I'm leaning towards 3 where possible, falling back to 2 for less pervasive types. However, I'm not an expert in Rust. Would appreciate your opinions. It seems @quangIO was considering 2 in #278; what are the implications for WasmWorker?

js_sys::Fucntion does not implement Send, hence Fetcher, Signer, and Storage do not implement Send, hence struct Runtime does not implement Send.
Box<dyn Fetcher>, Arc<dyn Fetcher> and Arc<F: Fetcher> can't implement Send as long as Fetcher does not implement Send.

I would suggest constructing Runtime inside hyper's handler function, so that the Runtime no longer need to be sent between threads.

I would suggest constructing Runtime inside hyper's handler function, so that the Runtime no longer need to be sent between threads.

I'm already attempting to construct it inside the closure passed to service_fn, and that's resulting in the "Future is not Send" error [1]. I'm not positive, but I believe the multithreading runtime needs each individual task to implement Send because it reserves the right to reschedule it on a different thread; see Tokio docs.

[1] In particular, it's not the call to service_fn but to server::Builder::serve that triggers the error.

I'll give it another day of effort, but if that fails, I may just try spawn_blocking and test that it can handle concurrent requests.

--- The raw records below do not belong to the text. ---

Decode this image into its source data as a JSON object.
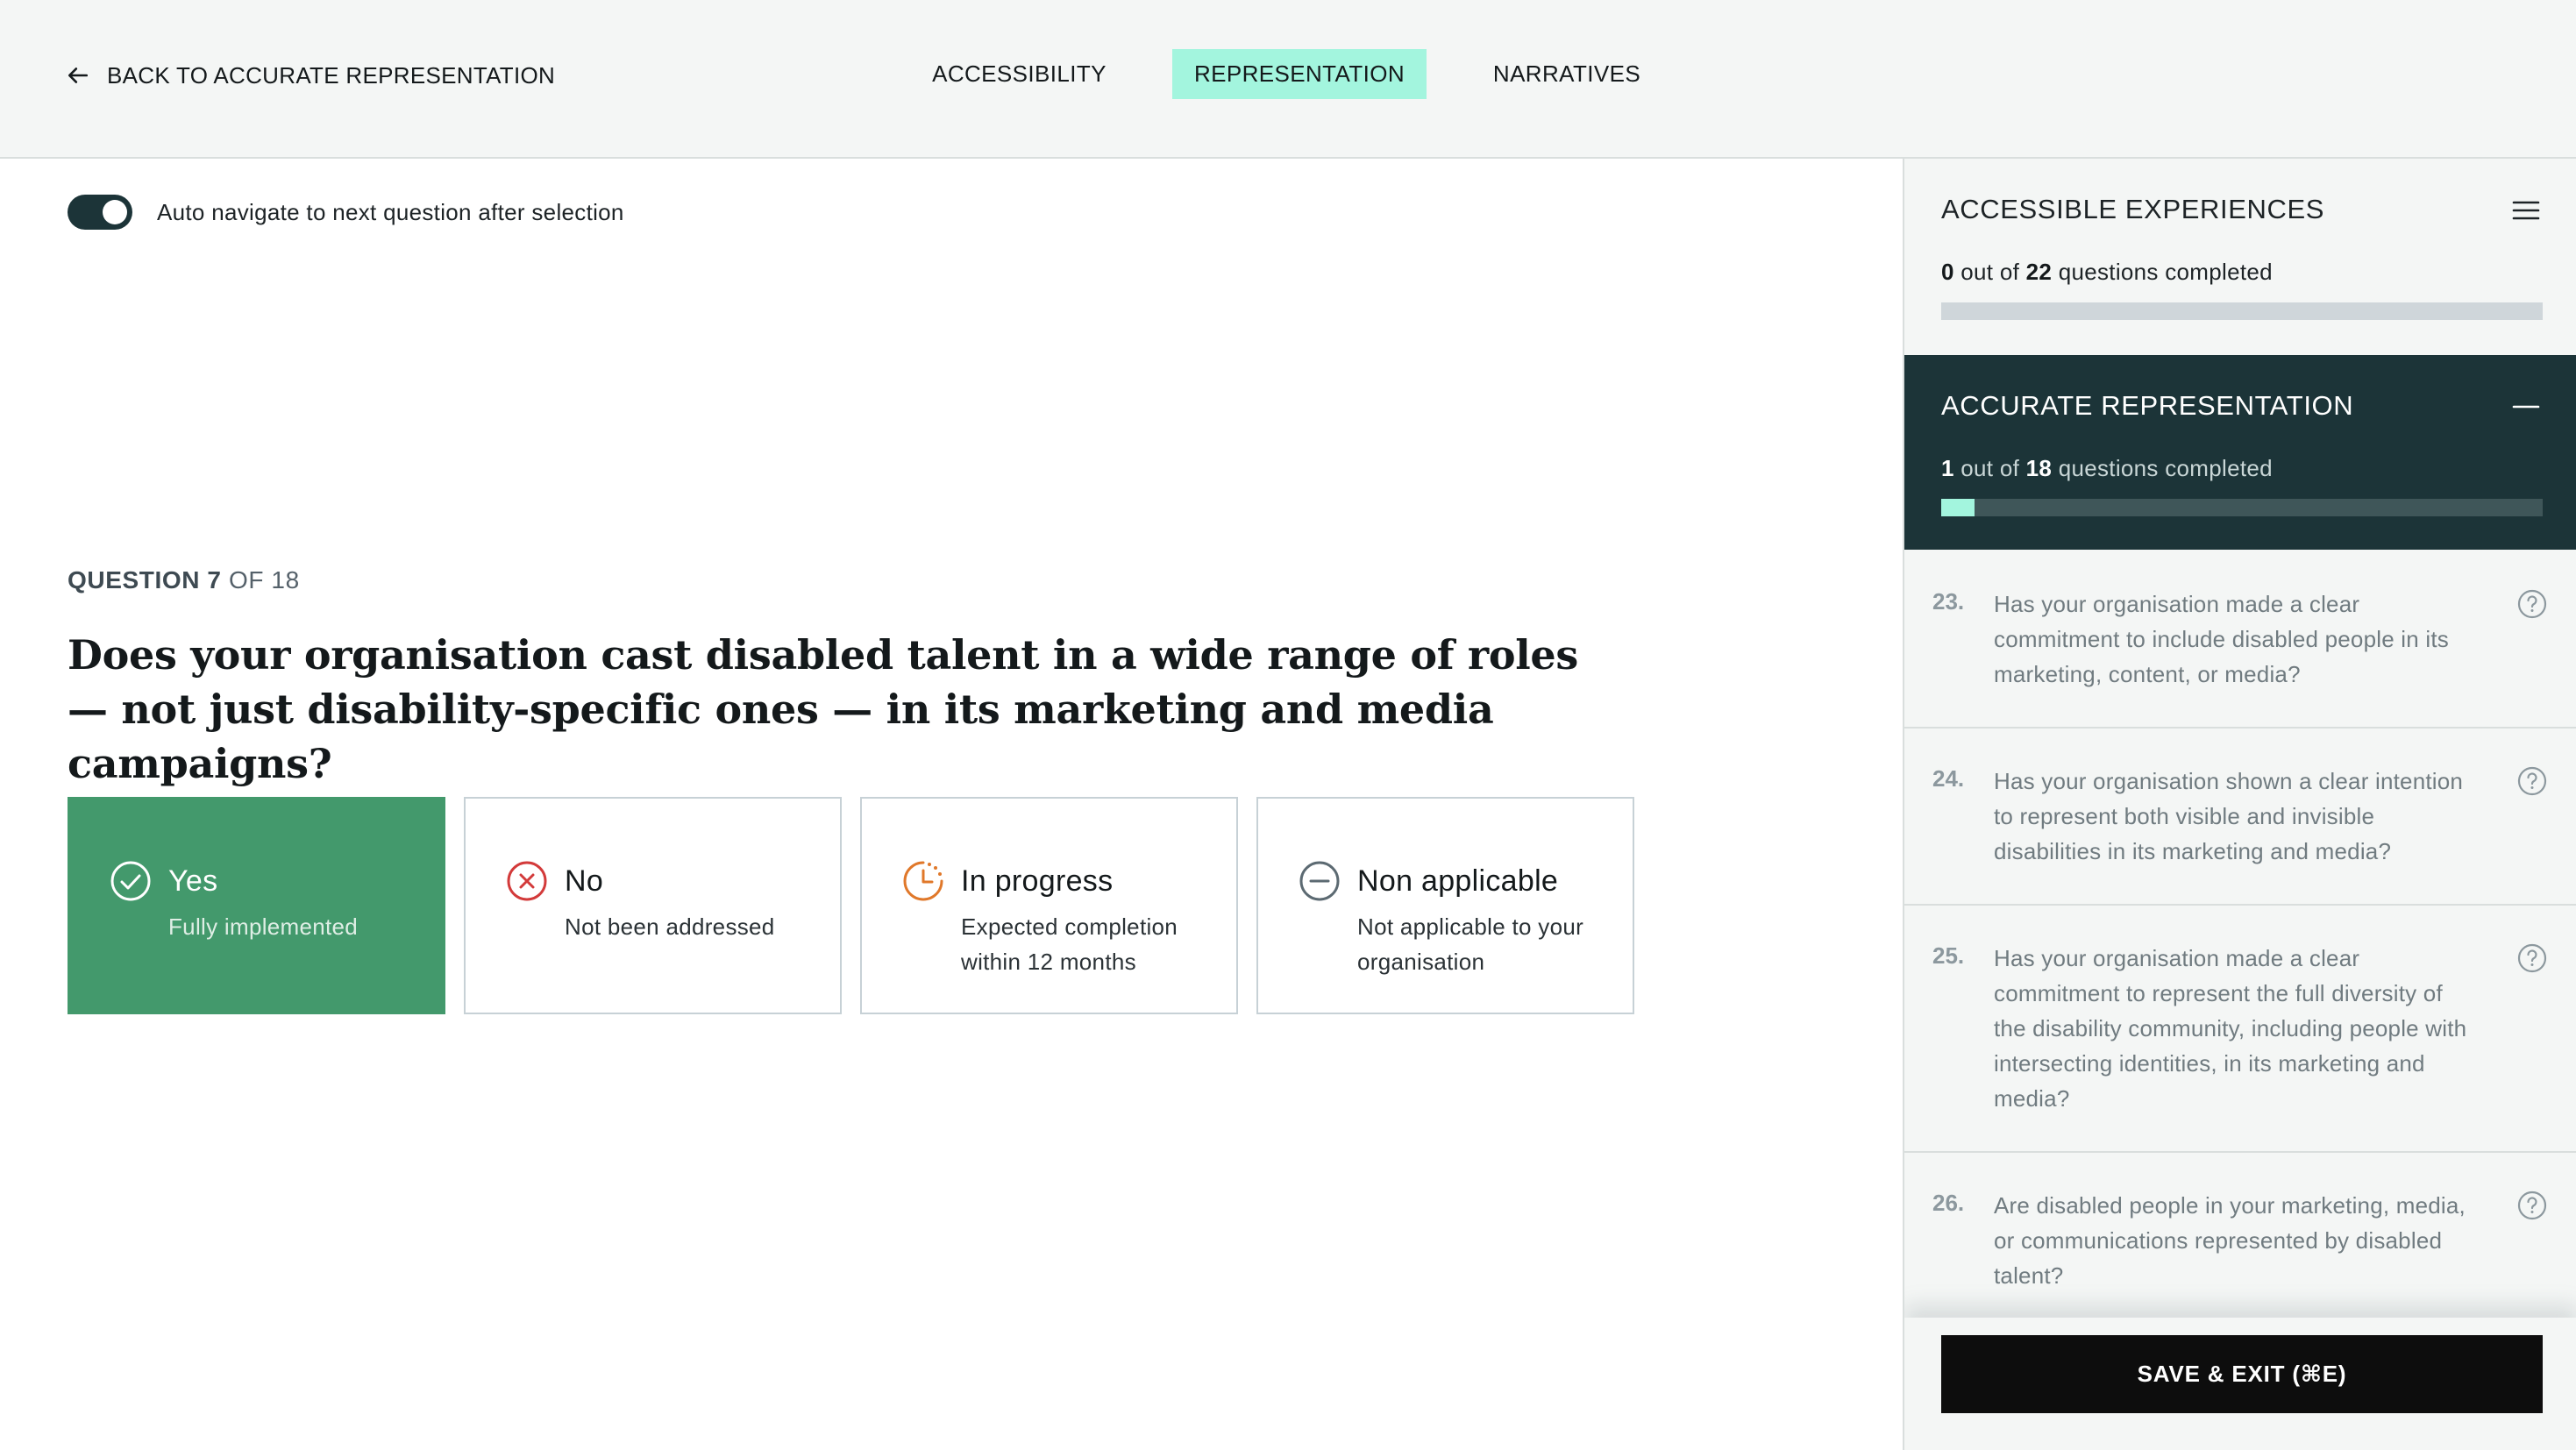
{
  "header": {
    "back_label": "BACK TO ACCURATE REPRESENTATION",
    "tabs": [
      {
        "label": "ACCESSIBILITY",
        "active": false
      },
      {
        "label": "REPRESENTATION",
        "active": true
      },
      {
        "label": "NARRATIVES",
        "active": false
      }
    ]
  },
  "toggle": {
    "label": "Auto navigate to next question after selection",
    "on": true
  },
  "question": {
    "counter_prefix": "QUESTION 7",
    "counter_suffix": " OF 18",
    "text": "Does your organisation cast disabled talent in a wide range of roles — not just disability-specific ones — in its marketing and media campaigns?"
  },
  "options": [
    {
      "label": "Yes",
      "sub": "Fully implemented",
      "icon": "check-circle-icon",
      "selected": true
    },
    {
      "label": "No",
      "sub": "Not been addressed",
      "icon": "x-circle-icon",
      "selected": false
    },
    {
      "label": "In progress",
      "sub": "Expected completion within 12 months",
      "icon": "clock-progress-icon",
      "selected": false
    },
    {
      "label": "Non applicable",
      "sub": "Not applicable to your organisation",
      "icon": "minus-circle-icon",
      "selected": false
    }
  ],
  "colors": {
    "selected_green": "#43996c",
    "no_red": "#d33a3a",
    "progress_orange": "#e0782a",
    "na_grey": "#5c6a72",
    "tab_highlight": "#a3f5de",
    "dark_teal": "#1c3438"
  },
  "sidebar": {
    "sections": [
      {
        "title": "ACCESSIBLE EXPERIENCES",
        "done": "0",
        "mid": " out of ",
        "total": "22",
        "tail": " questions completed",
        "progress": 0.0,
        "icon": "menu-icon"
      },
      {
        "title": "ACCURATE REPRESENTATION",
        "done": "1",
        "mid": " out of ",
        "total": "18",
        "tail": " questions completed",
        "progress": 0.0556,
        "icon": "minus-icon"
      }
    ],
    "questions": [
      {
        "num": "23.",
        "text": "Has your organisation made a clear commitment to include disabled people in its marketing, content, or media?"
      },
      {
        "num": "24.",
        "text": "Has your organisation shown a clear intention to represent both visible and invisible disabilities in its marketing and media?"
      },
      {
        "num": "25.",
        "text": "Has your organisation made a clear commitment to represent the full diversity of the disability community, including people with intersecting identities, in its marketing and media?"
      },
      {
        "num": "26.",
        "text": "Are disabled people in your marketing, media, or communications represented by disabled talent?"
      }
    ],
    "save_label": "SAVE & EXIT  (⌘E)"
  }
}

I note that warp calls the handler synchronously and warp probably knows what it's doing.

I found myself wanting for language features:

  • Constraint kinds so I didn't have to duplicate code between RuntimeSend and RuntimeNoSend impls.
  • Type-changing struct update since our tests use the struct update syntax quite heavily, but that won't work if we get rid of dyn.

In WebAssembly applications with JsValue, Runtime is !Send; in pure Rust applications, Runtime is Send.

We may consider using the conditional compilation in Rust (like pre-defined macro in C++), and declare Runtime, Fetcher, Signer as !Send only when the wasm feature is enabled in sxg-rs (like this).

Oh, really good idea.

TODO: Refactor this pattern from #314 into a macro in utils:

#[cfg_attr(feature = "wasm", async_trait(?Send))]
#[cfg_attr(not(feature = "wasm"), async_trait)]

Abandoning the attribute macro idea, as the maintenance overhead is not worth the benefit. It would require an additional proc-macro crate.